"Zapiski stanu poważnego" to książka, którą przeczytałam kiedyś i wspominałam całkiem dobrze. Postanowiłam więc do niej wrócić, ponieważ szukałam lekkiej i niewymagającej lektury. Niestety, to spotkanie po latach mi się nie udało, bo widzę więcej negatywów tej książki, niż cech pozytywnych:
*Przede wszystkim, język - bardzo potoczny, pełen neologizmów, a zarazem mało zróżnicowany. Całość brzmi jak takie "paplanie" niedojrzałej kobiety.

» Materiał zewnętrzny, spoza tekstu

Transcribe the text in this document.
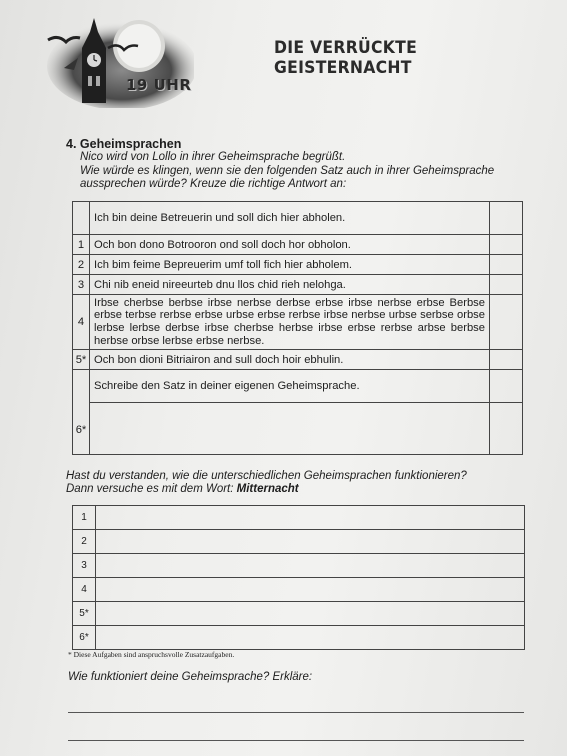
19 UHR
DIE VERRÜCKTE GEISTERNACHT
4. Geheimsprachen
Nico wird von Lollo in ihrer Geheimsprache begrüßt.
Wie würde es klingen, wenn sie den folgenden Satz auch in ihrer Geheimsprache
aussprechen würde? Kreuze die richtige Antwort an:
	Ich bin deine Betreuerin und soll dich hier abholen.	
1	Och bon dono Botrooron ond soll doch hor obholon.	
2	Ich bim feime Bepreuerim umf toll fich hier abholem.	
3	Chi nib eneid nireeurteb dnu llos chid rieh nelohga.	
4	Irbse cherbse berbse irbse nerbse derbse erbse irbse nerbse erbse Berbse erbse terbse rerbse erbse urbse erbse rerbse irbse nerbse urbse serbse orbse lerbse lerbse derbse irbse cherbse herbse irbse erbse rerbse arbse berbse herbse orbse lerbse erbse nerbse.	
5*	Och bon dioni Bitriairon and sull doch hoir ebhulin.	
6*	Schreibe den Satz in deiner eigenen Geheimsprache.	

Hast du verstanden, wie die unterschiedlichen Geheimsprachen funktionieren?
Dann versuche es mit dem Wort: Mitternacht
1	
2	
3	
4	
5*	
6*	
* Diese Aufgaben sind anspruchsvolle Zusatzaufgaben.
Wie funktioniert deine Geheimsprache? Erkläre:
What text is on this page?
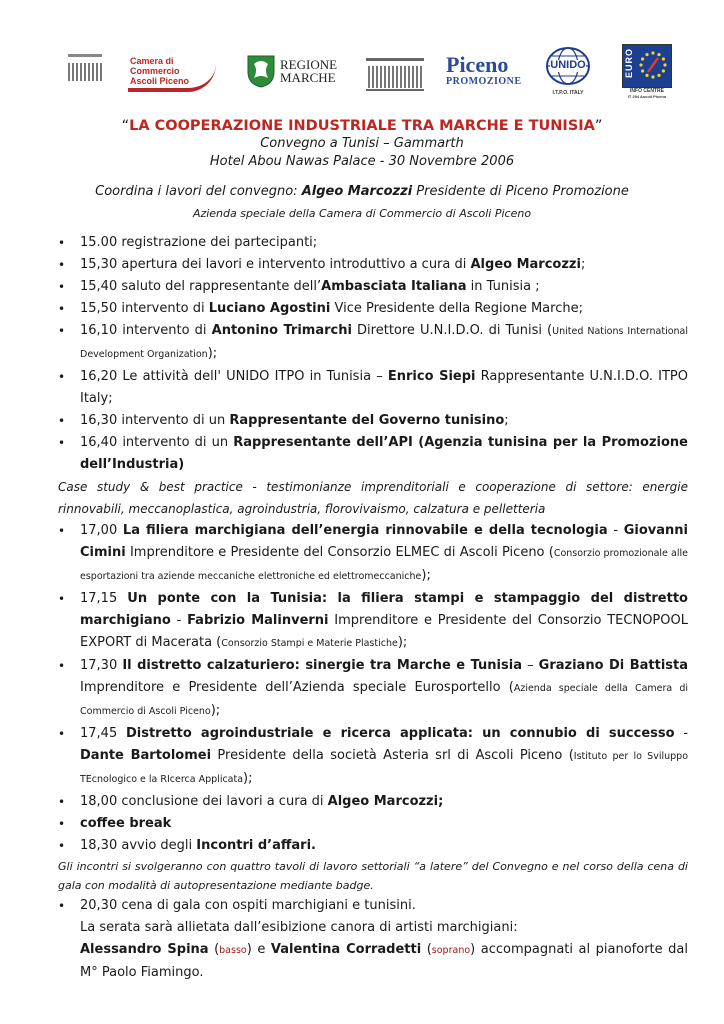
Camera di Commercio
Ascoli Piceno
REGIONE
MARCHE
Piceno
PROMOZIONE
UNIDO
I.T.P.O. ITALY
EURO
INFO CENTRE
IT 294 Ascoli Piceno
“LA COOPERAZIONE INDUSTRIALE TRA MARCHE E TUNISIA”
Convegno a Tunisi – Gammarth
Hotel Abou Nawas Palace - 30 Novembre 2006
Coordina i lavori del convegno: Algeo Marcozzi Presidente di Piceno Promozione
Azienda speciale della Camera di Commercio di Ascoli Piceno
• 15.00 registrazione dei partecipanti;
• 15,30 apertura dei lavori e intervento introduttivo a cura di Algeo Marcozzi;
• 15,40 saluto del rappresentante dell’Ambasciata Italiana in Tunisia ;
• 15,50 intervento di Luciano Agostini Vice Presidente della Regione Marche;
• 16,10 intervento di Antonino Trimarchi Direttore U.N.I.D.O. di Tunisi (United Nations International Development Organization);
• 16,20 Le attività dell' UNIDO ITPO in Tunisia – Enrico Siepi Rappresentante U.N.I.D.O. ITPO Italy;
• 16,30 intervento di un Rappresentante del Governo tunisino;
• 16,40 intervento di un Rappresentante dell’API (Agenzia tunisina per la Promozione dell’Industria)
Case study & best practice - testimonianze imprenditoriali e cooperazione di settore: energie rinnovabili, meccanoplastica, agroindustria, florovivaismo, calzatura e pelletteria
• 17,00 La filiera marchigiana dell’energia rinnovabile e della tecnologia - Giovanni Cimini Imprenditore e Presidente del Consorzio ELMEC di Ascoli Piceno (Consorzio promozionale alle esportazioni tra aziende meccaniche elettroniche ed elettromeccaniche);
• 17,15 Un ponte con la Tunisia: la filiera stampi e stampaggio del distretto marchigiano - Fabrizio Malinverni Imprenditore e Presidente del Consorzio TECNOPOOL EXPORT di Macerata (Consorzio Stampi e Materie Plastiche);
• 17,30 Il distretto calzaturiero: sinergie tra Marche e Tunisia – Graziano Di Battista Imprenditore e Presidente dell’Azienda speciale Eurosportello (Azienda speciale della Camera di Commercio di Ascoli Piceno);
• 17,45 Distretto agroindustriale e ricerca applicata: un connubio di successo - Dante Bartolomei Presidente della società Asteria srl di Ascoli Piceno (Istituto per lo Sviluppo TEcnologico e la RIcerca Applicata);
• 18,00 conclusione dei lavori a cura di Algeo Marcozzi;
• coffee break
• 18,30 avvio degli Incontri d’affari.
Gli incontri si svolgeranno con quattro tavoli di lavoro settoriali “a latere” del Convegno e nel corso della cena di gala con modalità di autopresentazione mediante badge.
• 20,30 cena di gala con ospiti marchigiani e tunisini.
La serata sarà allietata dall’esibizione canora di artisti marchigiani:
Alessandro Spina (basso) e Valentina Corradetti (soprano) accompagnati al pianoforte dal M° Paolo Fiamingo.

*Bohaterowie nie są zbyt rozbudowani, a sama Wiktoria to taka podróbka Bridget Jones - 30-kilkulatka, która nie umie się ogarnąć życiowo, nadużywa alkoholu (nawet pije w ciąży!), ogólnie jest jakaś taka niedojrzała.
*Sama akcja jest bardzo szybka, ale jak dla nie za wiele tam technicznych zwrotów związanych z dziennikarstwem telewizyjnym i ogólnie zbyt wiele perypetii związanych z pracą głównej bohaterki.
*Wątek miłosny jest co najmniej dziwny, w sumie nie wiadomo skąd ta miłość, a szanowny amant zbyt szybko się oświadcza.
Podsumowując, miało być lekko i przyjemnie, było lekko i nieco męcząco, dziwnie i właściwie momentami wręcz szkodliwie...
Książka przeczytana w ramach Olimpiady Czytelniczej.